The state on first unsolved subgoal is

1 subgoal
b, a, c : Entity
Fac : F a c
Pscb : Ps c b
nPba : ~ (exists s : Entity, F b s /\ Ps s a)
______________________________________(1/1)
~ F b c

On the second one:

1 subgoal
b, a : Entity
Psab : Ps a b
c : Entity
Fca : F c a
Uc : forall x' : Entity, F x' a -> c = x'
nFba : ~ F b a
______________________________________(1/1)
~ (exists s : Entity, F b s /\ Ps s c)

As a guide, here is the proof written in the paper:

So how am I supposed to do? (If the answer could use simple tactics instead of super-powerful and automatic tactics, it’s better. This way I could understand.)

Answer 1

It turns out that you have everything you need to finish you goal.
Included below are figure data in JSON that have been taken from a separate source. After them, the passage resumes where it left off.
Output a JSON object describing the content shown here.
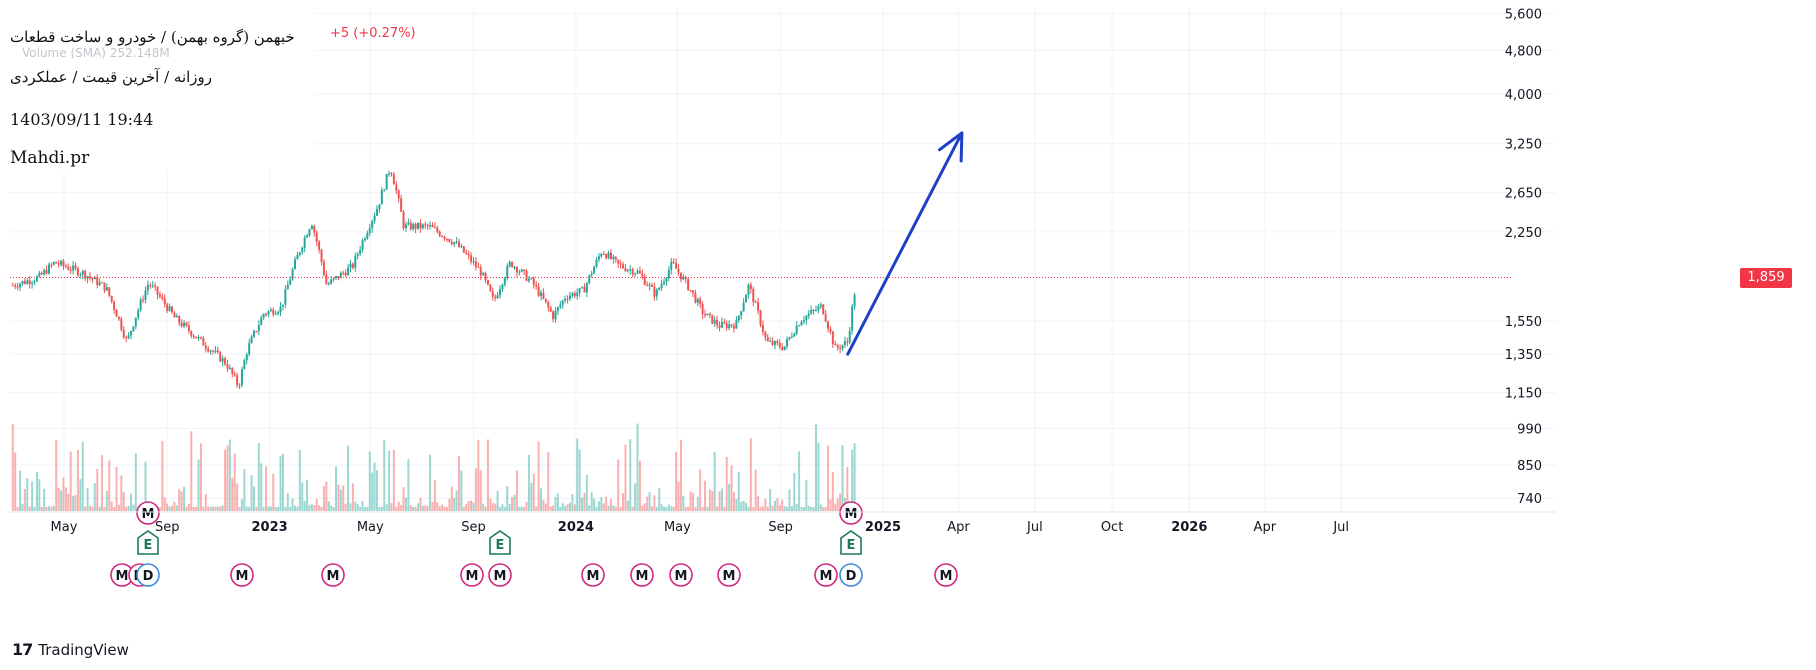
{
  "header": {
    "symbol_line": "خبهمن (گروه بهمن) / خودرو و ساخت قطعات",
    "sub_line": "روزانه / آخرین قیمت / عملکردی",
    "datetime": "1403/09/11 19:44",
    "author": "Mahdi.pr",
    "change": "+5 (+0.27%)",
    "volume_label": "Volume (SMA)  252.148M"
  },
  "last_price_tag": "1,859",
  "branding": {
    "name": "TradingView",
    "logo": "17"
  },
  "colors": {
    "up": "#26a69a",
    "down": "#ef5350",
    "arrow": "#1e40c8",
    "last_price": "#f23645"
  },
  "event_markers": [
    {
      "label": "M"
    },
    {
      "label": "M"
    },
    {
      "label": "D"
    },
    {
      "label": "E"
    },
    {
      "label": "M"
    },
    {
      "label": "M"
    },
    {
      "label": "M"
    },
    {
      "label": "M"
    },
    {
      "label": "E"
    },
    {
      "label": "M"
    },
    {
      "label": "M"
    },
    {
      "label": "M"
    },
    {
      "label": "M"
    },
    {
      "label": "M"
    },
    {
      "label": "D"
    },
    {
      "label": "E"
    },
    {
      "label": "M"
    },
    {
      "label": "M"
    }
  ],
  "chart_data": {
    "type": "candlestick",
    "y_scale": "log",
    "y_ticks": [
      "5,600",
      "4,800",
      "4,000",
      "3,250",
      "2,650",
      "2,250",
      "1,550",
      "1,350",
      "1,150",
      "990",
      "850",
      "740"
    ],
    "x_ticks": [
      "May",
      "Sep",
      "2023",
      "May",
      "Sep",
      "2024",
      "May",
      "Sep",
      "2025",
      "Apr",
      "Jul",
      "Oct",
      "2026",
      "Apr",
      "Jul"
    ],
    "x_ticks_bold": [
      false,
      false,
      true,
      false,
      false,
      true,
      false,
      false,
      true,
      false,
      false,
      false,
      true,
      false,
      false
    ],
    "last_price": 1859,
    "price_path": [
      [
        "2022-03-01",
        1800
      ],
      [
        "2022-04-01",
        1860
      ],
      [
        "2022-04-20",
        1980
      ],
      [
        "2022-05-25",
        1890
      ],
      [
        "2022-06-20",
        1780
      ],
      [
        "2022-07-15",
        1420
      ],
      [
        "2022-08-10",
        1820
      ],
      [
        "2022-09-10",
        1570
      ],
      [
        "2022-10-10",
        1430
      ],
      [
        "2022-11-10",
        1300
      ],
      [
        "2022-11-25",
        1180
      ],
      [
        "2022-12-05",
        1370
      ],
      [
        "2022-12-25",
        1600
      ],
      [
        "2023-01-15",
        1640
      ],
      [
        "2023-01-30",
        1950
      ],
      [
        "2023-02-20",
        2350
      ],
      [
        "2023-03-10",
        1800
      ],
      [
        "2023-04-10",
        1950
      ],
      [
        "2023-05-10",
        2500
      ],
      [
        "2023-05-25",
        2950
      ],
      [
        "2023-06-10",
        2300
      ],
      [
        "2023-07-10",
        2300
      ],
      [
        "2023-08-10",
        2150
      ],
      [
        "2023-09-10",
        1900
      ],
      [
        "2023-09-25",
        1680
      ],
      [
        "2023-10-15",
        1980
      ],
      [
        "2023-11-10",
        1820
      ],
      [
        "2023-12-05",
        1580
      ],
      [
        "2023-12-20",
        1720
      ],
      [
        "2024-01-10",
        1760
      ],
      [
        "2024-02-01",
        2080
      ],
      [
        "2024-02-20",
        1960
      ],
      [
        "2024-03-15",
        1900
      ],
      [
        "2024-04-05",
        1730
      ],
      [
        "2024-04-25",
        1970
      ],
      [
        "2024-05-15",
        1780
      ],
      [
        "2024-06-01",
        1600
      ],
      [
        "2024-06-20",
        1520
      ],
      [
        "2024-07-10",
        1530
      ],
      [
        "2024-07-25",
        1800
      ],
      [
        "2024-08-15",
        1420
      ],
      [
        "2024-09-05",
        1390
      ],
      [
        "2024-09-25",
        1560
      ],
      [
        "2024-10-20",
        1650
      ],
      [
        "2024-11-05",
        1380
      ],
      [
        "2024-11-20",
        1420
      ],
      [
        "2024-12-01",
        1859
      ]
    ],
    "projection_arrow": {
      "from": [
        "2024-11-20",
        1350
      ],
      "to": [
        "2025-04-05",
        3400
      ]
    },
    "volume": {
      "max": 252.148,
      "unit": "M"
    }
  }
}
Here is a proof of you theorem, voluntarily not automated. Some insights:

• Not-formulas ~P are actually equal to P -> False and you can treat them as so (using intros, apply, etc). You can see this if you try to unfold not itself.
• You can group unfolds: unfold P, PP, PPs
• You can intros and destruct at the same time : intros [A B] is equivalent to intros H. destruct H as (A,B).
• You can chain tactics with ;: tactic1; tactic2. If tactic1 creates several subgoals, then tactic2 will be applied to every one.
• When a tactic (like split) creates several subgoals, you can also use different tactics for every branch by using split; [ tactic1 | tactic2 ]. Works also if your tactic creates more than 2 goals.
• pose proof allows you to add a result to your hypothesis without applying it directly to the goal (contrary yo apply)
• assert (H: _) or assert _ as H allows you to do forward reasoning: you can state a result that you want. It will create two goals, one for the stated result, and one for the previous goal with the result as an added hypothesis H

(* Composites <-> Slot-Composites *)
Theorem T12 : forall y,
  ((exists x, PP x y) <-> (exists z, PPs z y)).
Proof.
  unfold PP, PPs, P. (* you can group unfolds *)
  intros b.
  split.
  - intros [a [[c [Fac Pscb]] nPba]]. (* using brackets allows you to destruct and intros at the same time *)
    exists c.
    split; [ assumption |]. 
    pose proof (A7 _ _ Pscb) as [d [Fdc Uc]].
    intros Fbc. 
    pose proof (Uc a Fac). subst.
    pose proof (Uc b Fbc). subst. 
    apply nPba.
    exists c; split.
    + apply Fbc.
    + apply Pscb.
  - intros [a [Psab nFba]].
    pose proof (A7 _ _ Psab) as [c [Fca Uc]].
    exists c.
    split.
    + exists a; split; eauto.
    + intros [d [Fbd Psdc]].
      apply nFba.
      assert (b = c) as Heqbc.
      * (* proof of b = c *)
        eapply A6 with (z1 := d) (z2 := a).
        repeat split; assumption.
      * rewrite Heqbc in *.
        apply Fca.        
Qed.

If you are doing a large development around those results, you'll probably find it useful to define your own automated tactics for the goals (or rewrites) you encounter often. Some Coq libraries are also designed for helping you shortening proofs, like SSReflect (https://coq.inria.fr/refman/proof-engine/ssreflect-proof-language.html#) or LibTactics (https://softwarefoundations.cis.upenn.edu/sf-4.0/UseTactics.html) for example. They require to learn a few more keywords and techniques than vanilla Coq, but are very useful. For the sake of the example, a little more automated proof could look something like this using SSReflect :

(* Composites <-> Slot-Composites *)
Theorem T12 : forall y,
  ((exists x, PP x y) <-> (exists z, PPs z y)).
Proof.
  unfold PP, PPs, P => b; split.
  - move => [a [[c [Fac Pscb]] nPba]].
    move : (A7 Pscb) => [d [Fdc Uc]].
    exists c; split => // => Fbc.
    apply nPba.
    exists c; split => //.
    rewrite -(Uc _ Fac) (Uc _ Fbc) => //.
  - move => [a [Psab nFba]].
    move: (A7 Psab) => [c [Fca Uc]].
    exists c; split; eauto.
    move => [d [Fbd Psdc]].
    assert (b = c) ; subst; eauto using A6.
Qed.

Feel free to comment other questions that you may have !

Clement